ECLI:NL:RBROT:2024:2354
Rechtbank Rotterdam
- Eerste en enige aanleg
- Rechtspraak.nl
Afwijzing verzoek om afkondigen afkoelingsperiode in WHOA-zaak
In deze zaak heeft de Rechtbank Rotterdam op 21 februari 2024 uitspraak gedaan in een verzoekschriftprocedure onder de Faillissementswet (Fw) betreffende de afkondiging van een afkoelingsperiode. Verzoekster, een besloten vennootschap, had op 13 februari 2024 een verzoek ingediend om een afkoelingsperiode van vier maanden af te kondigen, met als doel een gecontroleerde afwikkeling van haar onderneming buiten faillissement. De verzoekster had aangegeven dat zij een akkoord met haar schuldeisers wilde aanbieden en dat zij de ontruiming van haar bedrijfsruimte en een beslag op roerende zaken wilde schorsen.
De rechtbank heeft vastgesteld dat verzoekster niet aannemelijk heeft gemaakt dat de belangen van de gezamenlijke schuldeisers gediend zijn bij de afkoelingsperiode. De rechtbank oordeelde dat er geen duidelijke “plus” is bij de voorgenomen gecontroleerde afwikkeling buiten faillissement, aangezien de verkoop van de onderneming ook in faillissement mogelijk zou zijn. De rechtbank heeft geconcludeerd dat de verzoeken van verzoekster moeten worden afgewezen, omdat niet summierlijk is gebleken dat de afkoelingsperiode noodzakelijk is voor de voortzetting van de onderneming.
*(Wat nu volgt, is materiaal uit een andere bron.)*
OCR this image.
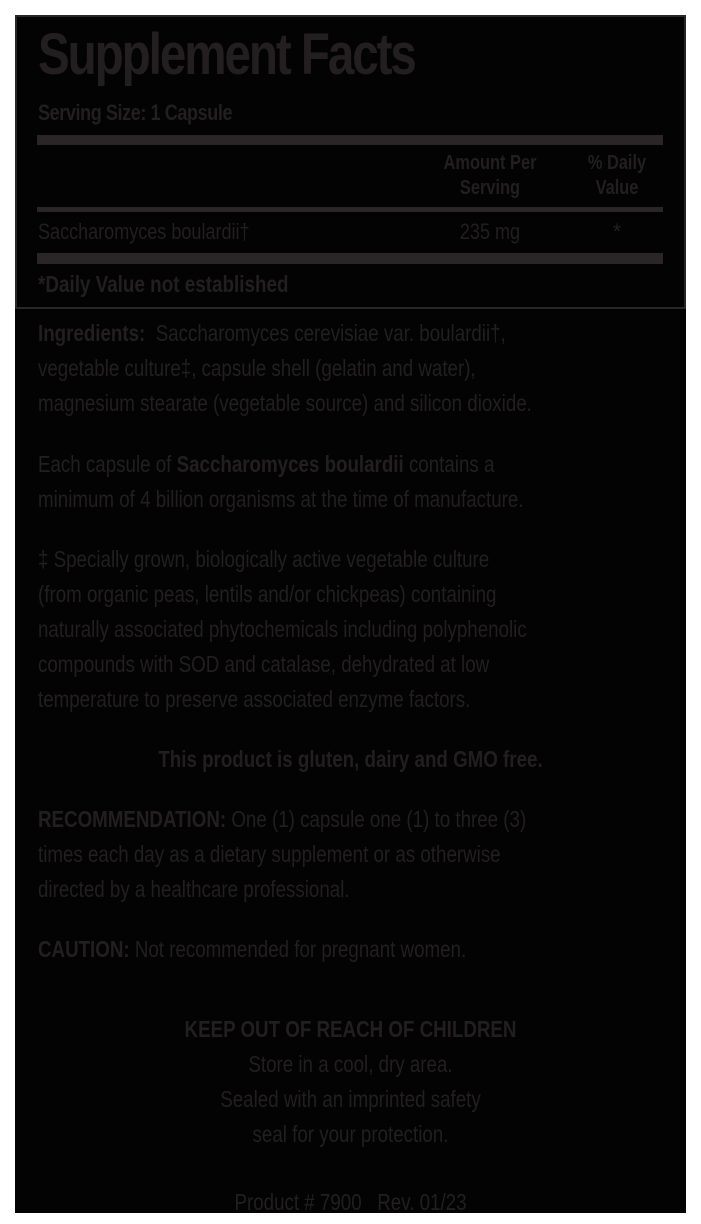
Supplement Facts
Serving Size: 1 Capsule
Amount Per
Serving
% Daily
Value
Saccharomyces boulardii†	235 mg	*
*Daily Value not established
Ingredients: Saccharomyces cerevisiae var. boulardii†,
vegetable culture‡, capsule shell (gelatin and water),
magnesium stearate (vegetable source) and silicon dioxide.
Each capsule of Saccharomyces boulardii contains a
minimum of 4 billion organisms at the time of manufacture.
‡ Specially grown, biologically active vegetable culture
(from organic peas, lentils and/or chickpeas) containing
naturally associated phytochemicals including polyphenolic
compounds with SOD and catalase, dehydrated at low
temperature to preserve associated enzyme factors.
This product is gluten, dairy and GMO free.
RECOMMENDATION: One (1) capsule one (1) to three (3)
times each day as a dietary supplement or as otherwise
directed by a healthcare professional.
CAUTION: Not recommended for pregnant women.
KEEP OUT OF REACH OF CHILDREN
Store in a cool, dry area.
Sealed with an imprinted safety
seal for your protection.
Product # 7900 Rev. 01/23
De beslissing is genomen door een meervoudige kamer van de rechtbank, bestaande uit de voorzitter en twee andere rechters, en is openbaar uitgesproken. De rechtbank heeft de verzoeken van verzoekster afgewezen, waarmee de weg naar een gecontroleerde afwikkeling buiten faillissement is afgesloten.